Do you have a need for a Data Scientist in your organisation? If not, it might be time to start planning for one, as I’m sure your competitors or the next startup in your area will shortly utilise one.
A very interesting articles on O’Reily’s Radar – 3 Skills a data scientist needs.
The first skill, as you might expect, is a base in statistics, algorithms, machine learning, and mathematics. "You need to have a solid grounding in those principles to actually extract signals from this data and build things with it," Skomoroch said.
Second, a good data scientist is handy with a collection of open-source tools — Hadoop, Java, Python, among others. Knowing when to use those tools, and how to code, are prerequisites.

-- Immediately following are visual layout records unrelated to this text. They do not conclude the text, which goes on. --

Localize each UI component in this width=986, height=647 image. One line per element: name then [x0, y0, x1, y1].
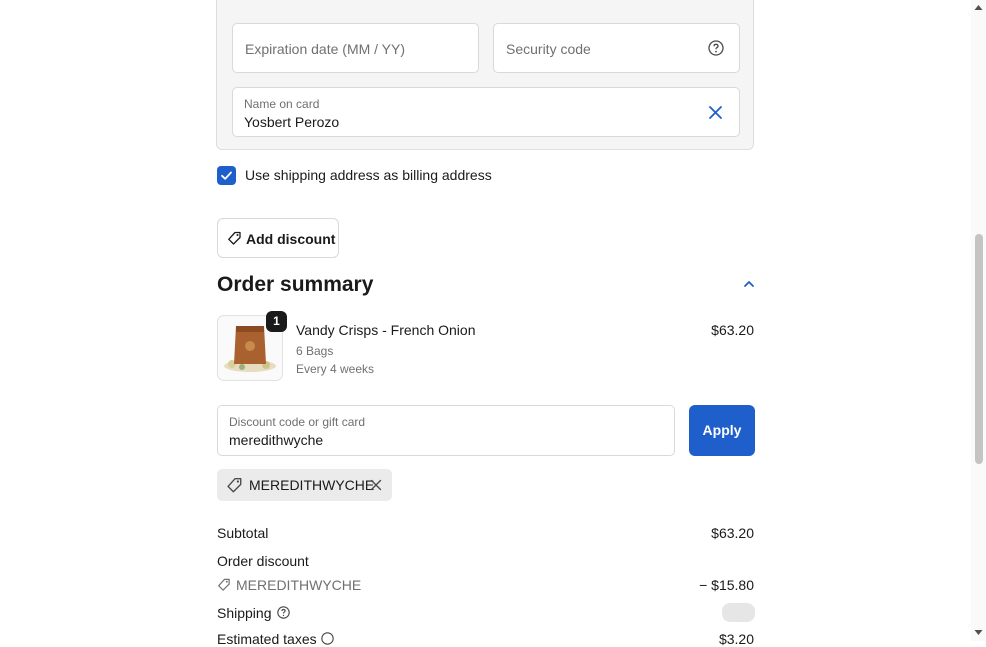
expiration-date-field[interactable]: Expiration date (MM / YY) [232, 23, 479, 73]
card-payment-panel: Expiration date (MM / YY) Security code … [216, 0, 754, 150]
scrollbar-thumb[interactable] [975, 234, 983, 464]
line-item-price: $63.20 [711, 322, 754, 338]
shipping-label: Shipping [217, 605, 272, 621]
chevron-up-icon[interactable] [743, 279, 755, 289]
quantity-badge: 1 [266, 311, 287, 332]
applied-discount-chip: MEREDITHWYCHE [217, 469, 392, 501]
order-discount-code: MEREDITHWYCHE [236, 577, 362, 593]
name-on-card-label: Name on card [244, 97, 320, 111]
use-shipping-label[interactable]: Use shipping address as billing address [245, 167, 492, 183]
name-on-card-value: Yosbert Perozo [244, 114, 340, 130]
security-code-placeholder: Security code [506, 41, 591, 57]
order-discount-value: − $15.80 [699, 577, 754, 593]
discount-code-input[interactable]: Discount code or gift card meredithwyche [217, 405, 675, 456]
line-item-variant: 6 Bags [296, 344, 334, 358]
expiration-date-placeholder: Expiration date (MM / YY) [245, 41, 406, 57]
subtotal-label: Subtotal [217, 525, 269, 541]
subtotal-value: $63.20 [711, 525, 754, 541]
tag-icon [228, 231, 241, 245]
tag-icon [227, 478, 242, 493]
scroll-down-arrow-icon[interactable] [974, 629, 983, 636]
shipping-value-placeholder [722, 603, 755, 622]
checkmark-icon [221, 171, 232, 180]
apply-button[interactable]: Apply [689, 405, 755, 456]
add-discount-button[interactable]: Add discount [217, 218, 339, 258]
name-on-card-field[interactable]: Name on card Yosbert Perozo [232, 87, 740, 137]
help-circle-icon[interactable] [708, 40, 724, 56]
security-code-field[interactable]: Security code [493, 23, 740, 73]
scroll-up-arrow-icon[interactable] [974, 4, 983, 11]
add-discount-label: Add discount [246, 231, 336, 247]
discount-code-value: meredithwyche [229, 432, 324, 448]
remove-x-icon[interactable] [370, 479, 382, 491]
line-item-frequency: Every 4 weeks [296, 362, 375, 376]
order-summary-title: Order summary [217, 273, 374, 296]
help-circle-icon[interactable] [321, 632, 334, 645]
estimated-taxes-value: $3.20 [718, 631, 754, 647]
discount-code-label: Discount code or gift card [229, 415, 366, 429]
applied-discount-code: MEREDITHWYCHE [249, 477, 375, 493]
line-item-name: Vandy Crisps - French Onion [296, 322, 476, 338]
estimated-taxes-label: Estimated taxes [217, 631, 317, 647]
order-discount-label: Order discount [217, 553, 309, 569]
line-item-details: Vandy Crisps - French Onion 6 Bags Every… [296, 322, 475, 376]
tag-icon [218, 578, 230, 591]
help-circle-icon[interactable] [277, 606, 290, 619]
clear-x-icon[interactable] [708, 105, 723, 120]
use-shipping-checkbox[interactable] [217, 166, 236, 185]
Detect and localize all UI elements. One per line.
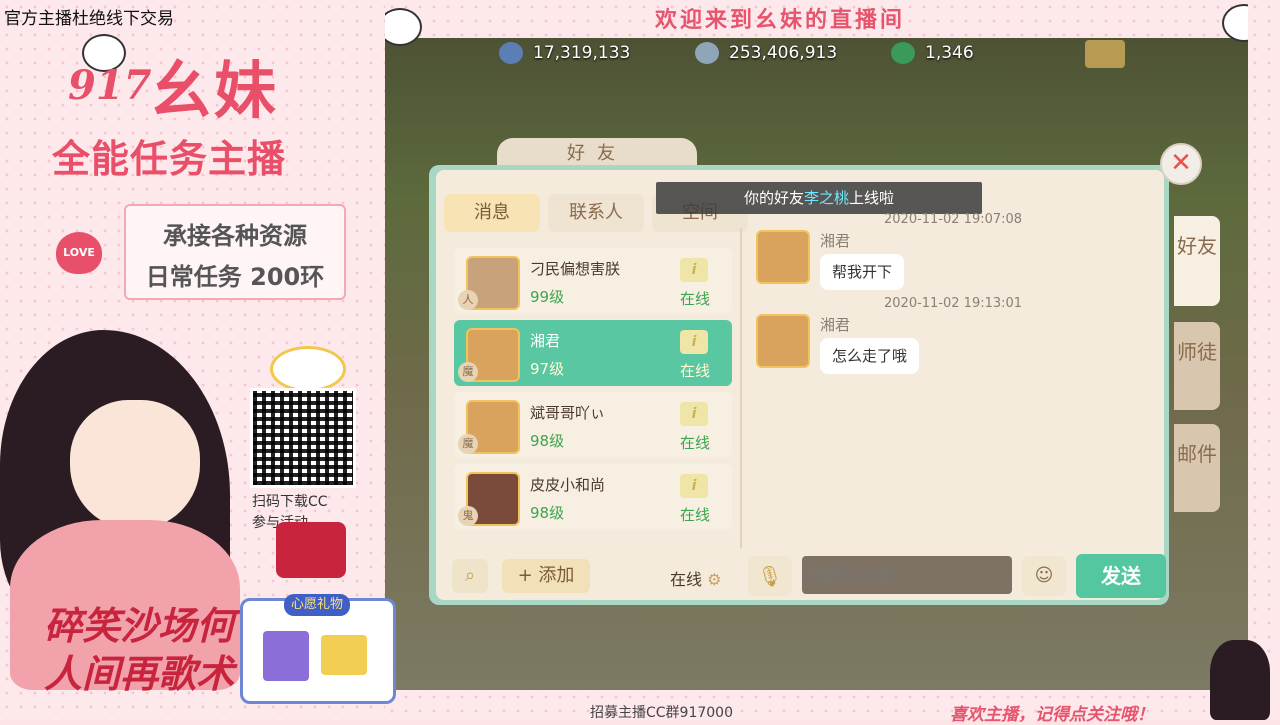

The third set of skills focus on making products real and making data available to users. "That might mean data visualization, building web prototypes, using external APIs, and integrating with other services," Skomoroch said. In other words, this one’s a combination of coding skills, an ability to see where data can add value, and collaborating with teams to make these products a reality.
These are skills we have developed at Toast Technology and we know how to use them. These skills take time to learn and also go against the current notions of best practices where individuals will specialise in one vertical area. Now there is the need to have composite skills horizontally spanning vertical skills sets, to be able to make sense in a cost effective and reasonable time frame.
Gone are the days, of specifying everything to the nth degree. That just gets in the way of achieving a tangible outcome – the working artifacts are the coded algorithms, utilising APIs, with working code sensing the value in the data and presenting it in a meaningful way.